Nous voyons chaque jour à quel point l'image peut être trompeuse. Il s'agit de falsifications subtiles, d'autant plus difficiles à discerner qu'elles se présentent comme des « images », c'est-à-dire comme des documents. Et finalement, qu'on le croie ou non, rien n'est plus facile à travestir que la vérité.

Je me souviens, sur une chaîne de télévision, d'un documentaire sur Kaboul, une ville que je connais. Tous les plans étaient filmés en contre-plongée. On ne voyait que le sommet des maisons déchirées par la guerre et jamais les rues, les passants, les commerces. Venaient s'ajouter à cela les interviews de gens qui tous, unanimement, parlaient de l'état lamentable du pays. Et la seule illustration sonore, durant tout le documentaire, était un bruit de vent sinistre, de ceux qu'on entend dans les déserts de cinéma, mais monté en boucle. Il avait donc été choisi dans une sonothèque et ajouté à dessein, un peu partout. Le même bruit de vent, comme pouvait le reconnaître cette fois une « oreille exercée ». Alors même que les vêtements très légers que portaient les personnages filmés ne bougeaient absolument pas. Ce reportage était un pur mensonge. Un de plus.



U.E. : Lev Koulechov avait déjà montré de quelle manière les images se contaminent les unes les autres et comment il est possible de leur faire dire des choses très différentes. Le même visage d'un homme montré une première fois juste après la vision d'une assiette garnie de nourriture, puis une deuxième fois juste après qu'on a exposé un objet parfaitement dégoûtant, ne produira pas la même impression sur le spectateur. Dans le premier cas, le visage de l'homme exprime la convoitise, dans le second cas le dégoût.



J.-C.C. : Le regard finit par voir ce que les images veulent suggérer. Dans Rosemary's Baby de Polanski, beaucoup de gens ont vu le bébé monstrueux à la fin, car il est décrit par les personnages qui se penchent sur son berceau. Mais Polanski ne l'a jamais filmé.



U.E. : Et beaucoup de gens, probablement, ont vu le contenu de la fameuse boîte orientale dans Belle de jour.
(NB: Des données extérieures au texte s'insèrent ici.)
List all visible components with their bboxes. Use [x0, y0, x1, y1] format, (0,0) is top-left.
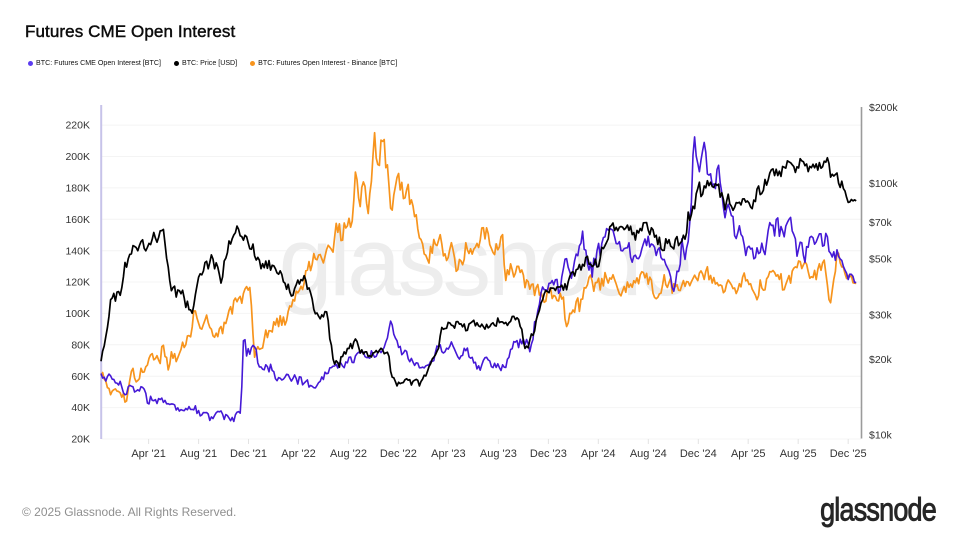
svg-text:Dec '25: Dec '25 — [830, 448, 867, 460]
svg-text:Apr '21: Apr '21 — [131, 448, 166, 460]
svg-text:$30k: $30k — [869, 310, 893, 322]
svg-text:Apr '23: Apr '23 — [431, 448, 466, 460]
svg-text:$10k: $10k — [869, 430, 893, 442]
svg-text:60K: 60K — [71, 371, 90, 383]
svg-text:glassnode: glassnode — [279, 207, 690, 316]
svg-text:Aug '25: Aug '25 — [780, 448, 817, 460]
svg-text:Dec '24: Dec '24 — [680, 448, 717, 460]
svg-text:Aug '21: Aug '21 — [180, 448, 217, 460]
svg-text:Apr '22: Apr '22 — [281, 448, 316, 460]
svg-text:Dec '23: Dec '23 — [530, 448, 567, 460]
svg-text:80K: 80K — [71, 339, 90, 351]
svg-text:$200k: $200k — [869, 102, 898, 114]
svg-text:Aug '23: Aug '23 — [480, 448, 517, 460]
svg-text:Aug '22: Aug '22 — [330, 448, 367, 460]
svg-text:180K: 180K — [65, 183, 90, 195]
svg-text:Apr '24: Apr '24 — [581, 448, 616, 460]
svg-text:$50k: $50k — [869, 254, 893, 266]
svg-text:$70k: $70k — [869, 217, 893, 229]
svg-text:140K: 140K — [65, 245, 90, 257]
svg-text:$100k: $100k — [869, 178, 898, 190]
svg-text:160K: 160K — [65, 214, 90, 226]
svg-text:Dec '21: Dec '21 — [230, 448, 267, 460]
svg-text:100K: 100K — [65, 308, 90, 320]
svg-text:Apr '25: Apr '25 — [731, 448, 766, 460]
svg-text:120K: 120K — [65, 277, 90, 289]
svg-text:220K: 220K — [65, 120, 90, 132]
svg-text:20K: 20K — [71, 434, 90, 446]
svg-text:$20k: $20k — [869, 354, 893, 366]
svg-text:40K: 40K — [71, 402, 90, 414]
svg-text:Dec '22: Dec '22 — [380, 448, 417, 460]
svg-text:Aug '24: Aug '24 — [630, 448, 667, 460]
svg-text:200K: 200K — [65, 151, 90, 163]
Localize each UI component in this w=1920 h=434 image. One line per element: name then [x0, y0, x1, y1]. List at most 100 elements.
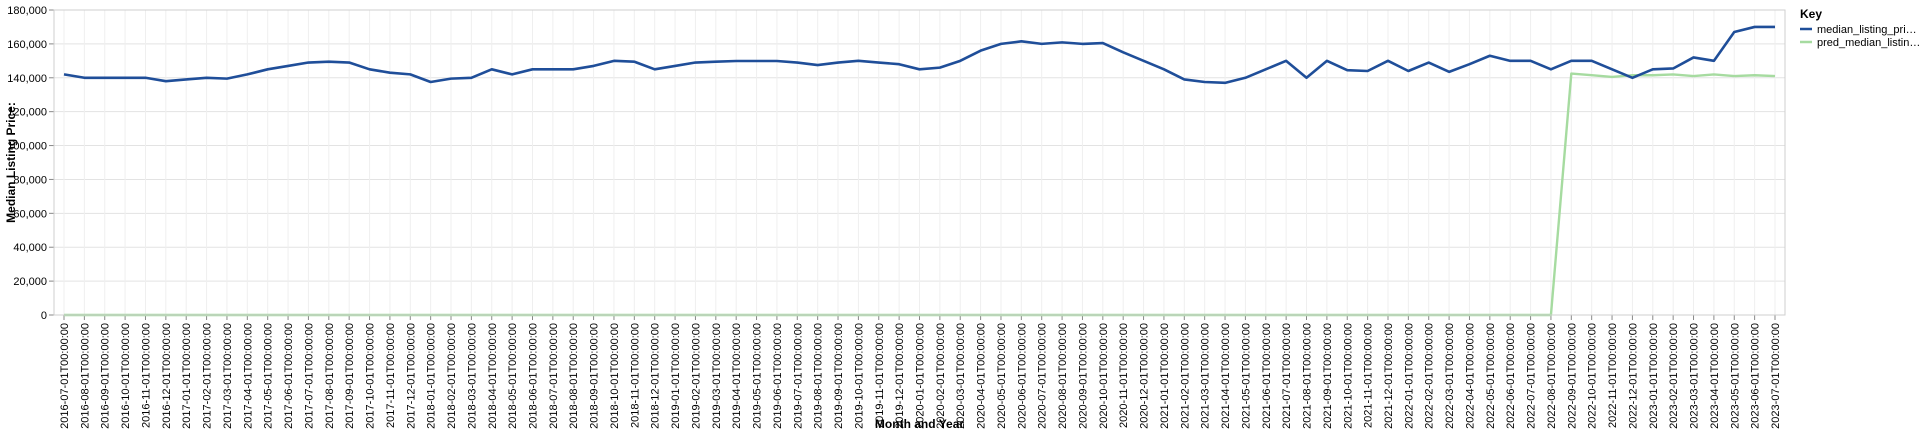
- x-tick-label: 2021-04-01T00:00:00: [1220, 323, 1232, 429]
- y-tick-label: 80,000: [13, 174, 47, 186]
- x-tick-label: 2022-12-01T00:00:00: [1627, 323, 1639, 429]
- x-tick-label: 2018-10-01T00:00:00: [609, 323, 621, 429]
- x-tick-label: 2017-04-01T00:00:00: [242, 323, 254, 429]
- x-tick-label: 2022-09-01T00:00:00: [1566, 323, 1578, 429]
- series-line-median-listing-price: [63, 25, 1775, 85]
- x-tick-label: 2016-10-01T00:00:00: [120, 323, 132, 429]
- x-tick-label: 2016-09-01T00:00:00: [100, 323, 112, 429]
- x-axis-ticks: 2016-07-01T00:00:00 2016-08-01T00:00:00 20…: [59, 315, 1782, 429]
- x-tick-label: 2018-04-01T00:00:00: [487, 323, 499, 429]
- x-tick-label: 2022-08-01T00:00:00: [1546, 323, 1558, 429]
- x-tick-label: 2021-09-01T00:00:00: [1322, 323, 1334, 429]
- x-tick-label: 2018-01-01T00:00:00: [426, 323, 438, 429]
- x-tick-label: 2020-09-01T00:00:00: [1077, 323, 1089, 429]
- plot-area-border: [53, 9, 1786, 316]
- x-tick-label: 2023-05-01T00:00:00: [1729, 323, 1741, 429]
- x-tick-label: 2017-09-01T00:00:00: [344, 323, 356, 429]
- x-tick-label: 2020-08-01T00:00:00: [1057, 323, 1069, 429]
- x-tick-label: 2021-10-01T00:00:00: [1342, 323, 1354, 429]
- x-tick-label: 2019-08-01T00:00:00: [813, 323, 825, 429]
- x-tick-label: 2017-11-01T00:00:00: [385, 323, 397, 428]
- x-tick-label: 2019-01-01T00:00:00: [670, 323, 682, 429]
- x-tick-label: 2019-11-01T00:00:00: [874, 323, 886, 428]
- x-tick-label: 2021-01-01T00:00:00: [1159, 323, 1171, 429]
- x-tick-label: 2022-11-01T00:00:00: [1607, 323, 1619, 428]
- legend-label: median_listing_pri…: [1817, 24, 1917, 36]
- y-tick-label: 140,000: [7, 73, 47, 85]
- x-tick-label: 2017-01-01T00:00:00: [181, 323, 193, 429]
- x-tick-label: 2019-09-01T00:00:00: [833, 323, 845, 429]
- x-tick-label: 2017-08-01T00:00:00: [324, 323, 336, 429]
- legend: Key median_listing_pri…pred_median_listi…: [1800, 7, 1920, 49]
- x-tick-label: 2020-04-01T00:00:00: [976, 323, 988, 429]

J.-C.C. : Naturellement. Lorsqu'on demandait à Buñuel ce qu'il y avait là-dedans, il répondait : « Une photographie de Monsieur Carrière. C'est pour ça que les filles sont horrifiées. » Un jour un inconnu m'appelle chez moi, toujours à propos du film, et me demande si j'ai déjà vécu au Laos. Je n'y avais pas mis les pieds, je le dis. Même question pour Buñuel et pareille dénégation. L'homme, au téléphone, est étonné. Pour lui, la fameuse boîte lui fait absolument songer à une ancienne coutume laotienne. Je lui demande alors s'il sait ce qu'il y a dans la boîte. Il me dit : « Evidemment ! — Je vous en prie, lui dis-je alors, apprenez-le-moi ! » Il m'explique que la coutume en question consistait, pour les femmes, à s'attacher de gros scarabées avec des chaînes en argent sur le clitoris pendant l'acte d'amour, le mouvement des pattes leur permettant de jouir plus lentement et délicatement. Je tombe un peu des nues et lui dis que nous n'avons jamais songé à enfermer un scarabée dans la boîte de Belle de jour. L'homme raccroche. Et je ressens aussitôt une terrible déception à l'idée même de savoir ! J'avais perdu la saveur douce-amère du mystère.

Tout cela pour dire que l'image, où nous voyons souvent autre chose que ce qu'elle montre, peut mentir d'une manière encore plus subtile que le langage écrit, ou que la parole. Si nous devons garder une certaine intégrité de notre mémoire visuelle, il faut absolument apprendre aux générations futures à regarder les images. C'est même une priorité.



U.E. : Il existe une autre forme de censure dont nous sommes désormais passibles. Nous pouvons conserver tous les livres du monde, tous les supports numériques, toutes les archives, mais s'il y a une crise de civilisation qui fait que tous les langages que nous avons choisis pour conserver cette immense culture sont devenus tout d'un coup intraduisibles, alors cet héritage est irrémédiablement perdu.



J.-C.C. : C'est arrivé avec l'écriture hiéroglyphique. A partir de l'édit de Théodose Ier, en 380, la religion chrétienne est devenue religion d'Etat, unique et obligatoire dans tout l'Empire. Les temples égyptiens, entre autres, ont été fermés. Les prêtres, qui étaient les connaisseurs, les dépositaires de cette écriture, se voyaient désormais dans l'impossibilité de transmettre leur savoir. Ils devaient enterrer leurs dieux, avec qui ils vivaient depuis des millénaires. Et avec leurs dieux, les objets du culte et le langage même. Une génération suffit pour que tout disparaisse. Et peut-être à jamais.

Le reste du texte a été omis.